Ripped from the pages of Lewis Carroll's "Alice in Wonderland," scientists have discovered a smoking caterpillar of sorts.
The researchers found a gene in hornworm caterpillars that allows them to puff nicotine out through their spiracles (tiny holes in their sides), from the tobacco they consume, as a warning to their would-be predators. Researchers called this tactic "defensive halitosis." [Video – See the Smoking Caterpillars in Action]
"It's really a story about how an insect that eats a plant co-opts the plant for its own defense," said study researcher Ian Baldwin, a professor at the Max Planck Institute for Chemical Ecology in Germany.
But, said Baldwin, it's also an example of the importance of studying animals in a natural habitat rather than just in the lab.
"We never would have discovered the function of this gene if the spider hadn't told us," he told LiveScience.
The researchers discovered the odd halitosis when trying to find out how hornworm caterpillars could consume tobacco plants despite the toxic nicotine within the plant's tissues. In fact, these caterpillars are hundreds of times more resistant than humans who smoke are to the toxic effects of nicotine.

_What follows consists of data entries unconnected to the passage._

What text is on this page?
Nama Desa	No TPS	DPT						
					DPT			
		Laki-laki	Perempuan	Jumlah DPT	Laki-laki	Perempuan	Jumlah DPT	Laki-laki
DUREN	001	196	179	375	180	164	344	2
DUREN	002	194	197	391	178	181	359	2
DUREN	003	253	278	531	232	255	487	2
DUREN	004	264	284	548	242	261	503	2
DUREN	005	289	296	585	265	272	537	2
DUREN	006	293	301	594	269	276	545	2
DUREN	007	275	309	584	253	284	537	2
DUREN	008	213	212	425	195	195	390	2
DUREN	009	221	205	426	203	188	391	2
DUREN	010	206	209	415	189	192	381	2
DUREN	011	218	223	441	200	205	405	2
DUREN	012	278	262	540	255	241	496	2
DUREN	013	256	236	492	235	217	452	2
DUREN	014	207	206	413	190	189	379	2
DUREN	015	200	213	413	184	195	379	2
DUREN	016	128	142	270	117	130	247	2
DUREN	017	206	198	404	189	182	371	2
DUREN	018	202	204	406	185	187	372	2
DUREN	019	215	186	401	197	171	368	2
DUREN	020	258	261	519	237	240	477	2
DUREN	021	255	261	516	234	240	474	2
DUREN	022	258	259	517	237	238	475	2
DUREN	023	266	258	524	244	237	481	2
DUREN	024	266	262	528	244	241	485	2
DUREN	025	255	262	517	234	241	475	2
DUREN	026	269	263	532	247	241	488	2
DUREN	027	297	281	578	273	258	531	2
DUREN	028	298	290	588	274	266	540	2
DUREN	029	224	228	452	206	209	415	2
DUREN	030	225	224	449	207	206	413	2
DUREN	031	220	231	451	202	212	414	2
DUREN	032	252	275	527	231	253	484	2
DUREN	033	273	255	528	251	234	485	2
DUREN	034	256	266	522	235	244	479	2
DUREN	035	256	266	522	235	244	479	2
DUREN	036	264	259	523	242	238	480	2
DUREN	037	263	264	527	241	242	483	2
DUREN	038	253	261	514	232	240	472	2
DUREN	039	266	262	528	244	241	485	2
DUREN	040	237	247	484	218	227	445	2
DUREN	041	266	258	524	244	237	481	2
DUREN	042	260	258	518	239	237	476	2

By feeding hornworm caterpillars tobacco plants with and without nicotine, researchers identified the gene that was activated when the caterpillars consumed nicotine-containing tobacco plants. The scientists then placed so-called interference RNA matching that gene in tobacco plants grown in the lab. The interference RNA targeted that gene, preventing the caterpillars from using their defense.
When caterpillars consumed the gene-altered tobacco, they lost their ability to produce the tobacco halitosis and thus their ability to ward off the spiders. As a result, they were consumed at a higher rate by wolf spiders, a rate similar to that found for caterpillars consuming nicotine-depleted tobacco plants.
This RNA-interference technique might someday be used in genetically modified crops produced with specific nutritional goals in mind, as interference RNA targets a specific gene. Early trials of medications using a similar principle to treat a rare disease called transthyretin amyloidosis in humans were published earlier this year.
"A very intriguing aspect of this study is the really state-of-the-art methodology that was used to determine the fate of nicotine," said May Berenbaum, a professor and head of the department of entomology at the University of Illinois at Urbana-Champaign, who edited the study for the journal.
While the study involved wolf spiders, the nicotine halitosis does not necessarily turn away other predators. This defense, Berenbaum noted, has the advantage of warning a predator of a prey's toxicity without requiring the prey to lose a limb.
Scientists may also want to determine whether hornworm caterpillars have other defenses against predators. For instance, the caterpillars also consume plants, such as tomatoes, which contain alkaloids that are not volatile like nicotine is. If a compound is not volatile, it isn't easily vaporized and so couldn't be emitted from tiny pores.
The study is being published today (Dec. 30) in the Proceedings of the National Academy of Sciences.